1.少子化の進行と子ども・家庭を取り巻く環境の変化

 平成6年の「エンゼルプラン」以降、「少子化対策推進基本方針」(平成11年)、「新エンゼルプラン」(平成11年)、「少子化対策プラスワン」(平成14年)と次々と政府が少子化対策を打ち出しているにもかかわらず、その間も合計特殊出生率は低下を続け、平成14年には1.32と史上最低を記録しました。また、平成14年1月に発表された「日本の将来推計人口」(国立社会保障・人口問題研究所)によれば、従来少子化の主な要因とされてきた「晩婚化」に加え、1960年代以降に生まれた世代における「夫婦の出生力そのものの低下」という新しい現象がみられ、現状のままでは少子化は今後一層進展すると予測され、平成18年をピークとして総人口は減少し「人口減少社会」へと突入することが確実視されています。(富山県の人口はすでに平成12年から減少傾向に転じています。)
 少子高齢化の進行は、将来の社会保障における現役世代の負担増を招き経済活動の低下につながるなど、わが国の経済・社会に及ぼすマイナスの影響が強く懸念されることから、少子化への対応は重要な政策課題となっています。平成15年7月には地方自治体と企業に対して具体的な支援策や数値目標を盛り込んだ行動計画の策定を義務づける「次世代育成支援対策推進法」が制定されました。さらに平成16年には、児童手当の支給対象年齢を現行の小学校就学前から小学校第3学年修了まで引き上げる「児童手当法」の一部改正、児童虐待防止対策等の充実などを盛り込んだ「児童福祉法」の一部改正、育児休業期間の延長や看護休暇の権利化などの「育児・介護休業法」等の一部改正からなる次世代育成支援対策関連三法案が国会に提出されようとしています。
 「次世代育成支援」という言葉は、少子化への対応を意味する用語として、ただ単に「子どもを産ませること(増子化)」として誤解されやすい「少子化対策」や、子育てをしている家庭だけが施策のターゲットであると受けとめられるおそれのある「子育て支援」に代えて、「少子化は社会全体の歪みのあらわれであり、子育てについては親の責任ももちろんではあるが社会全体としての支援も必要である」という考え方を背景として生まれたキーワードです。
 少子化への対応を考えるときには、直接の要因とされる晩婚化や夫婦出生力の低下をもたらした背景―子どもや子育て家庭を取り巻く環境の変化―に目を向ける必要があります。

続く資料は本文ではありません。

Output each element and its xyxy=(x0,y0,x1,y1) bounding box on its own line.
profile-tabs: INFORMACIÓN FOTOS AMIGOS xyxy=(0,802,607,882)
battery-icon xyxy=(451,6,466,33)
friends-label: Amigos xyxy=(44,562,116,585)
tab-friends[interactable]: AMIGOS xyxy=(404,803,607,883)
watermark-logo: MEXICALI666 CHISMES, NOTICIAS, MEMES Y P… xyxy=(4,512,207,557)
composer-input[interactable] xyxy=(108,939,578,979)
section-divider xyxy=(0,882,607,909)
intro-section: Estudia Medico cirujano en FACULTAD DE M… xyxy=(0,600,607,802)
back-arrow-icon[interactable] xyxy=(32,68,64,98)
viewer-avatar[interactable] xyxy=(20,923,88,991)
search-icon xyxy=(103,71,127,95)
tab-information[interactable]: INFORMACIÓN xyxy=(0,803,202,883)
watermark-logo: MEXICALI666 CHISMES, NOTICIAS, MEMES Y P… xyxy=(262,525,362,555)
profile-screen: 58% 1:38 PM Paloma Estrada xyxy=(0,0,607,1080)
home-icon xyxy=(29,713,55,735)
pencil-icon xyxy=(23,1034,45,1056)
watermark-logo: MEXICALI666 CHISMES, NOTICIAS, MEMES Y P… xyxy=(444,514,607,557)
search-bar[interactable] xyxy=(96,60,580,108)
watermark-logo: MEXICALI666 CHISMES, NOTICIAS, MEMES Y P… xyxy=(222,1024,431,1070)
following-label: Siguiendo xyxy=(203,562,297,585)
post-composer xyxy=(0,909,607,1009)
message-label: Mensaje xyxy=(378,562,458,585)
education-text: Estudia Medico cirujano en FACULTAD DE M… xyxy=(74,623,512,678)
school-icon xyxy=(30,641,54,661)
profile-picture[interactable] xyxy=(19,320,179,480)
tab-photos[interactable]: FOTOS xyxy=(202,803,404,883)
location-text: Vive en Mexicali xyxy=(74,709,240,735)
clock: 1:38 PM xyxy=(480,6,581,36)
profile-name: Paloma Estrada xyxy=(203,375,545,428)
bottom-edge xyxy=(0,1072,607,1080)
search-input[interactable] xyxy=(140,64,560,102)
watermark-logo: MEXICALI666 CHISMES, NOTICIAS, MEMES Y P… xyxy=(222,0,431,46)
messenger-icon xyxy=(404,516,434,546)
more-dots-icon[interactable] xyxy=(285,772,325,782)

様々なことが考えられますが、一言で言うと、核家族化の進行や近隣関係の疎遠化によって、従来はかなりの程度機能していた血縁・地縁ネットワークによる子育て家庭へのサポートシステムが縮小化・希薄化したことがあげられます。そうした中、「子育てと仕事の両立の困難さ」や「子育ての孤立化」「育児不安の増大」などの問題が指摘されています。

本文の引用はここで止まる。